5. ML Code — Now we, come to the actual coding part. In this stage, we develop a base model, which can learn from the data and predict. There are tons of ML libraries out there with multiple language support. Ex: tensorflow, pytorch, scikit-learn, keras, fast-ai and many more. Once we have a model, we start improving its performance by tweaking the hyper-parameters, testing different learning approaches until we are satisfied that the model is performing relatively better than its previous version.

6. Machine Resource Management — This step involves the planning of the resources for the ML model. Usually, ML models require heavy resources in terms of CPU, memory, and storage. Deep learning models are dependent on GPU and TPU for computation. Training ML models involves cost in terms of time and money. Slower CPUs involve more time, Powerful CPUs are pricier. The larger the model, the bigger the storage you will have to invest in.
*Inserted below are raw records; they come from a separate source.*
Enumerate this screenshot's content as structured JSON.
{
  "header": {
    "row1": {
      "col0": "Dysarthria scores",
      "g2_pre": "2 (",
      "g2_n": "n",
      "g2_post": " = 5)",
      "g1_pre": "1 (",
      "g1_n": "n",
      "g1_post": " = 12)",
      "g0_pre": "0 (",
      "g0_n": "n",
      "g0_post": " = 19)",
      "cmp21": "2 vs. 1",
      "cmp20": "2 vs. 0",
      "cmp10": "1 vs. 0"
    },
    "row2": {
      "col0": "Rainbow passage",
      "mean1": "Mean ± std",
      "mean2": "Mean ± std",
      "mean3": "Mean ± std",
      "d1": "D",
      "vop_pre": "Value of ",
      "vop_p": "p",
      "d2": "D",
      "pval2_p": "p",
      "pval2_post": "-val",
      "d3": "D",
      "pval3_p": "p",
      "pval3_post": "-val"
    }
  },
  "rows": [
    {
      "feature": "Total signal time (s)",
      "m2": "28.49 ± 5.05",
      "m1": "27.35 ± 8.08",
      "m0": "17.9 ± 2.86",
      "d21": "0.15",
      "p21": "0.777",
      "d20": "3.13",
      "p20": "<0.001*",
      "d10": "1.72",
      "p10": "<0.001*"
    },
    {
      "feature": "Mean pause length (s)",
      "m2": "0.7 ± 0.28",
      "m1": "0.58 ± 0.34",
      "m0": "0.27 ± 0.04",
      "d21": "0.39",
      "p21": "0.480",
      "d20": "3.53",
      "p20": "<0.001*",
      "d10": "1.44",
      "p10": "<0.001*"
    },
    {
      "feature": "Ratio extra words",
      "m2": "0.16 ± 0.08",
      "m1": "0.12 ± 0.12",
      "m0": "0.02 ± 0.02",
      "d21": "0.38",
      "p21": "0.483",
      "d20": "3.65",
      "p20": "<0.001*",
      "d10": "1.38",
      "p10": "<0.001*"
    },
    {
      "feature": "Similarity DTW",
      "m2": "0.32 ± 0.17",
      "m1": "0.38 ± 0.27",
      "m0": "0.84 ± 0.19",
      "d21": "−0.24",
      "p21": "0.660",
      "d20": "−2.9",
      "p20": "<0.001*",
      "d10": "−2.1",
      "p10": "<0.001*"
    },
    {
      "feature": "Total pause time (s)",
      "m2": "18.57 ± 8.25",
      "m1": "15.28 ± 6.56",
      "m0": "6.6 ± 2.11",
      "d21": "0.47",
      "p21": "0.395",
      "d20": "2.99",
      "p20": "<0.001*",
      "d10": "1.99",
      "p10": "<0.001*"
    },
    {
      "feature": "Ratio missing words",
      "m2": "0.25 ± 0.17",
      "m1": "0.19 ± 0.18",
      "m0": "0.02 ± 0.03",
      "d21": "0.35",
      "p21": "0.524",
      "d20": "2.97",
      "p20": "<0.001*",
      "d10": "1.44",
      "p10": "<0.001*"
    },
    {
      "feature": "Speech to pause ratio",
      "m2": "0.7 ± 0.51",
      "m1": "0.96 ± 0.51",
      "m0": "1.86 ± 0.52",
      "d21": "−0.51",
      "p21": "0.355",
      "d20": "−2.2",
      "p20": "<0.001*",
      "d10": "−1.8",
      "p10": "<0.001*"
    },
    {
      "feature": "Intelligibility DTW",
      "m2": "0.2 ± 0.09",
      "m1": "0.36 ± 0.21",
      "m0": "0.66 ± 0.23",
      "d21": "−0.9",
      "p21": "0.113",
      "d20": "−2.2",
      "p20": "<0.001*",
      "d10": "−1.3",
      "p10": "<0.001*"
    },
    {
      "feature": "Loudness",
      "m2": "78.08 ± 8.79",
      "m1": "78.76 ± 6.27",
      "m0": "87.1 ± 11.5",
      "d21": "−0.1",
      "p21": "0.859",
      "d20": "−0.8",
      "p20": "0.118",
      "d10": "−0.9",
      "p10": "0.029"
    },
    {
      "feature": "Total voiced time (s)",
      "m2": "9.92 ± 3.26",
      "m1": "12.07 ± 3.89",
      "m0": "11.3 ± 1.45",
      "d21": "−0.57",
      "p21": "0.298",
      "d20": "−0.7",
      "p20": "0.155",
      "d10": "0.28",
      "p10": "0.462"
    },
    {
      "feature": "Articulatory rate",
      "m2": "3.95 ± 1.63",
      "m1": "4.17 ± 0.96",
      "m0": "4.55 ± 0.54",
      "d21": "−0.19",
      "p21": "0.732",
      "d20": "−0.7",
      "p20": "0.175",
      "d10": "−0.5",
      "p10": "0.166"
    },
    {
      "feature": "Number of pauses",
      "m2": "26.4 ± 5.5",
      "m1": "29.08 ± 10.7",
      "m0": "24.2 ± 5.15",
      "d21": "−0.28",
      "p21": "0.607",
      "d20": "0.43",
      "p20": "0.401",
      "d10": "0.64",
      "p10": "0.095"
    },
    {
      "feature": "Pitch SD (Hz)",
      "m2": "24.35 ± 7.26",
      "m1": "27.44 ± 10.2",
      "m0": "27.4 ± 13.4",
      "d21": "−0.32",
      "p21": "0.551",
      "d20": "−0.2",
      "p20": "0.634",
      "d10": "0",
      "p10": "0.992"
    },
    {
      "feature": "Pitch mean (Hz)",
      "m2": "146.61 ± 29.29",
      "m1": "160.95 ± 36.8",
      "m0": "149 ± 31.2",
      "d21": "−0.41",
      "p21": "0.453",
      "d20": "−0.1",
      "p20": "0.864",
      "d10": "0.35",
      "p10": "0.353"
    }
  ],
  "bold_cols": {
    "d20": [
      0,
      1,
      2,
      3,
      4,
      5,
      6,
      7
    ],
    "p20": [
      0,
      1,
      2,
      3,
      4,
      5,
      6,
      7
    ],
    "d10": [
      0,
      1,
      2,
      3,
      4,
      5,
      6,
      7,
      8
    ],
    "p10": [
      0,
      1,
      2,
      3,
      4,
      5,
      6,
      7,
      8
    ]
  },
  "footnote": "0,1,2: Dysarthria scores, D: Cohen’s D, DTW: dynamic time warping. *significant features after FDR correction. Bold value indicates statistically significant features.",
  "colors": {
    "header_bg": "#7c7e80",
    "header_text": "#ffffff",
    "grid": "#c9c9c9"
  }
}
7. Analysis Tool — Once your model is ready, how do you know if the model is performing up to mark. We decide on model analysis in this stage. How do we compute loss, what error measurement should we use, how do we check if the model is drifting, is the prediction result proper, has the model been overfitted or underfit? Usually, the libraries with which we implement the model ship with analysis kits and error measurements.

8. Project Management Tool — Tracking an ML project is very important. It’s easy to get lost and mess up while dealing with huge data, features, ML code, resource management. Luckily there are a lot of project management tools out on the Internet to help us out.

9. Serving Infrastructure — Once the model is developed, tested, and ready to go, we need to deploy it somewhere the users can access it. The majority of the models are deployed on cloud. Public cloud providers like AWS, GCP, and Azure even have specific ML-related features for easy deployment of models. Depending on the budget you can select the provider suited for your needs.

10. Monitoring — We need to implement a monitoring system to observe our deployed model and the system on which it runs. Collecting model logs, user access logs, and prediction logs will help in maintaining the model. There are several monitoring solutions like greylog, elasticstack, and fluentd available. Cloud providers usually ship their own monitoring systems.